Timber-panelled walls are painted white and a muted blue for a bright coastal feel. The “eaves” of the beach hut have been created with limewashed wooden panels, while the meeting room table has been adapted so that white shells are pressed underneath a glass surface.
Battered but original antique French shutters on one wall open on to a fake view of the beach and other beach huts, while a similar pair on the opposite wall hides the AV equipment. Chairs are stripped and limewashed, a seagull dangles from the ceiling, a rope ball props open the door and a large sand-timer serves as an amusing reminder for when meetings overrun.
Channel branding also extends to the kitchens where, unsurprisingly, UKTV Food is the theme.

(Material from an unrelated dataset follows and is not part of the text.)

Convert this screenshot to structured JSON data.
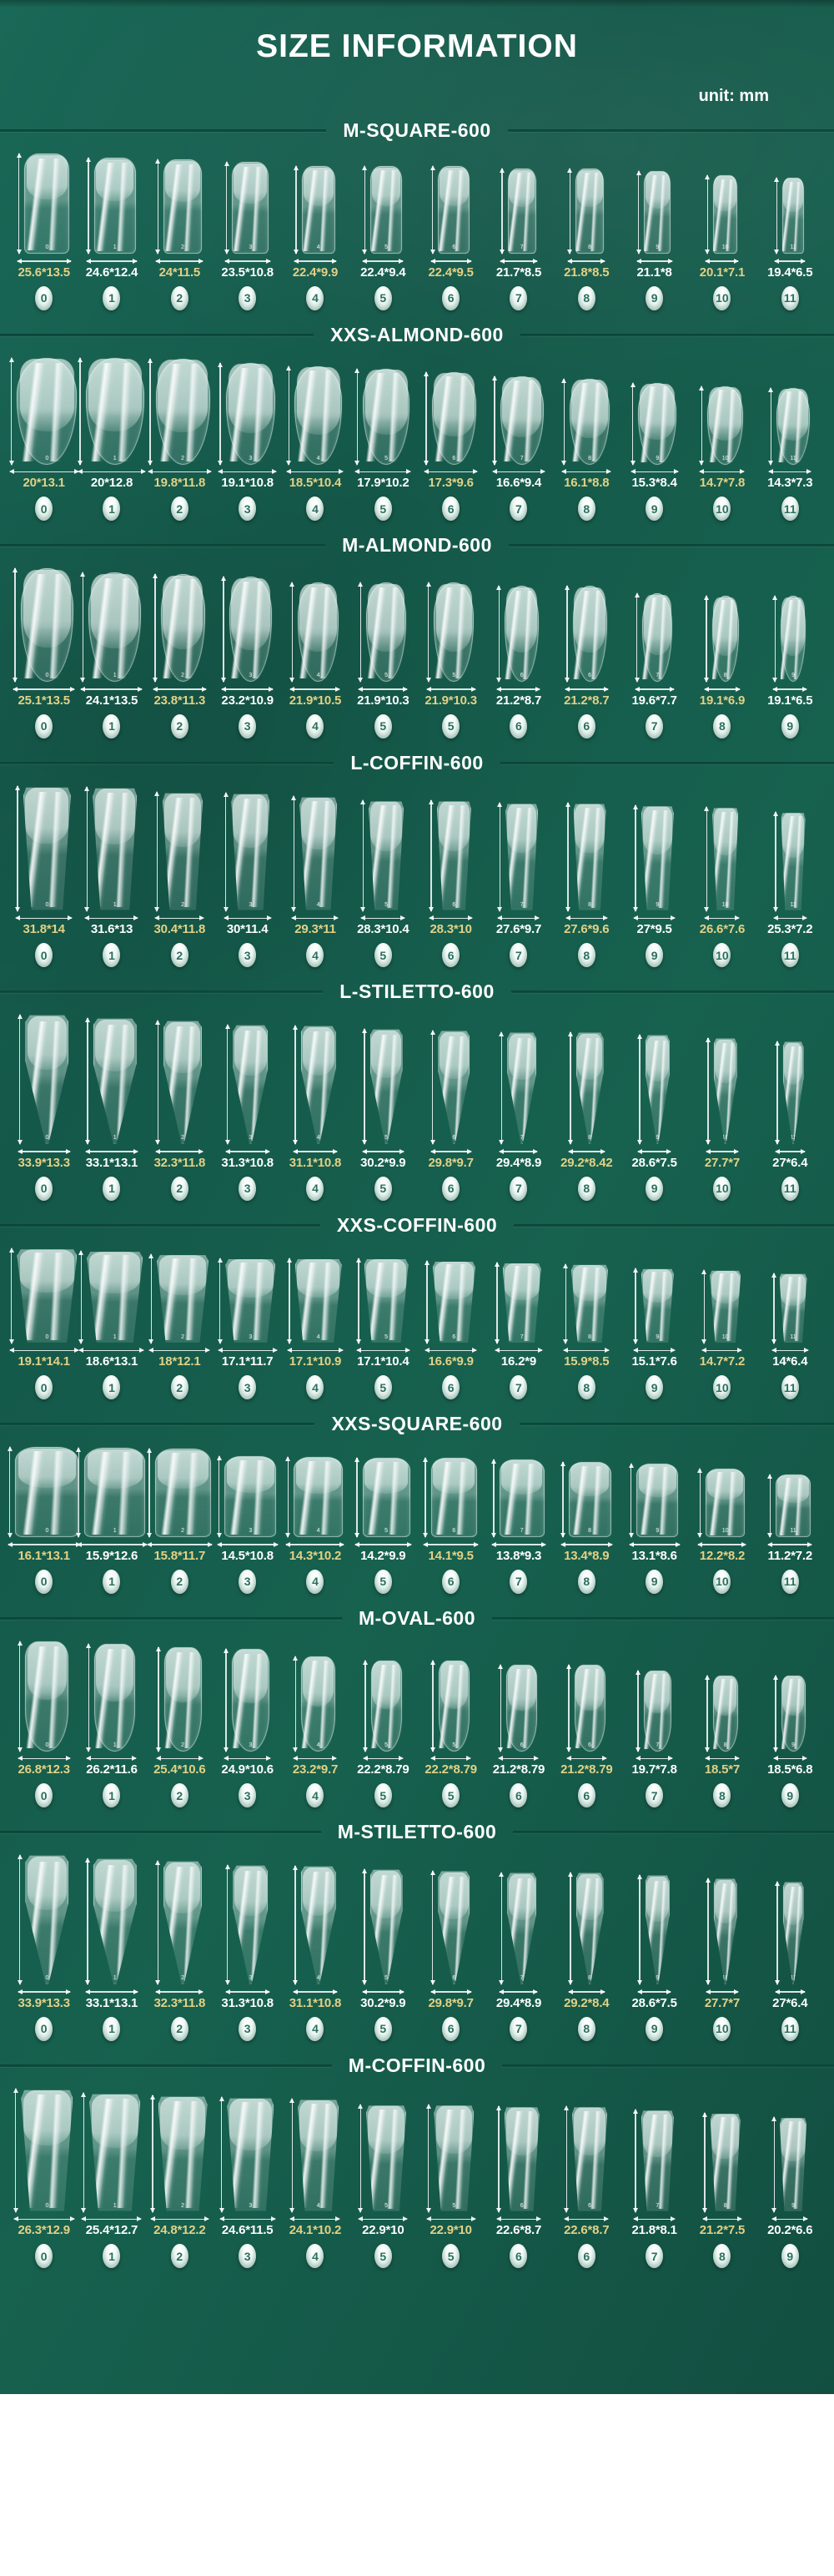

TVs broadcast the channel’s cooking programmes, while the larger of the two kitchens has a breakfast bar, which can double up as an informal meeting space. White cabinets and black granite worktops have made the kitchens much more appealing to use, while large graphic wallpaper depicting organic food adds a sense of relevance to the space.
These kind of bold graphics, with a literal expressiveness, are scattered throughout the floor, and play an important role in emphasising the full repertoire of UKTV’s channels to staff and visitors. In some places, images stretch six metres across the wall and reach from the floor to the ceiling.
For example, staff working on the lifestyle shows have a “view” of the white cliffs of Dover, while the legal team is in the shadow of gigantic pillars reminiscent of courthouse architecture. For the team that is working on the new crime channel, Alibi, the chalked outline of a corpse is marked on the floor where they work. The graphics also act as visual markers to help people find different departments, as do table lamps on desks.
The idea of using decorative lampshades to separate and define the teams was prompted during a discussion about lighting between Momentum Events and office designers Four-by-Two.
“Each department has its own style of lampshade with its name on and an image to represent what it does,” explains Fiona Sutton, managing director of Momentum Events. “For example, lampshades printed with green lightbulbs indicate ‘planning and research’, so it just means that when anyone walks into that area, they know where they are.”
Although the office is bursting with creative ideas and a sense of fun, Momentum Events and Four-by-Two still found ways to address the practical problems inherent in any office design.
According to Bob Thwaites, director of Four-by-Two, the new colour scheme has helped lift the atmosphere. “Previously, the walls were mid-tone and the lighting uniform, so there was no drama,” he explains. “We beefed up the lighting and introduced a two-tone mushroom colour to the walls, a dark-brown carpet and white desks to add crispness and contrast.”
The smaller desks and revised layout have created much-needed desk space, and a more interactive working environment. The chief executive and controller sit with staff on the open-plan floor in informal lounge areas; directors are seated so that they can see their teams, and colleagues are positioned so they can talk to one another easily.
There are also more meeting points now: the “comfy area” doubles as space for the weekly company meeting; breakout areas are used for smaller less formal gatherings; and the lounge areas can also be used when the chief executive and controller are out.
The office is an enviable place in which to work and has injected a renewed sense of pride and enthusiasm into the staff, claims Hine. But it doesn’t end here.
“We don’t plan to stand still,” he adds. “The office will gradually evolve as our brands evolve. This will be particularly obvious in the meeting rooms because it didn’t cost us a lot of money to make them look really inspiring, yet they have made a big difference to how staff and clients feel about coming here.”
An office that feels as if you are channel-hopping every time you turn a corner? Certainly, no one at UKTV can ever complain that they’ve got nothing on.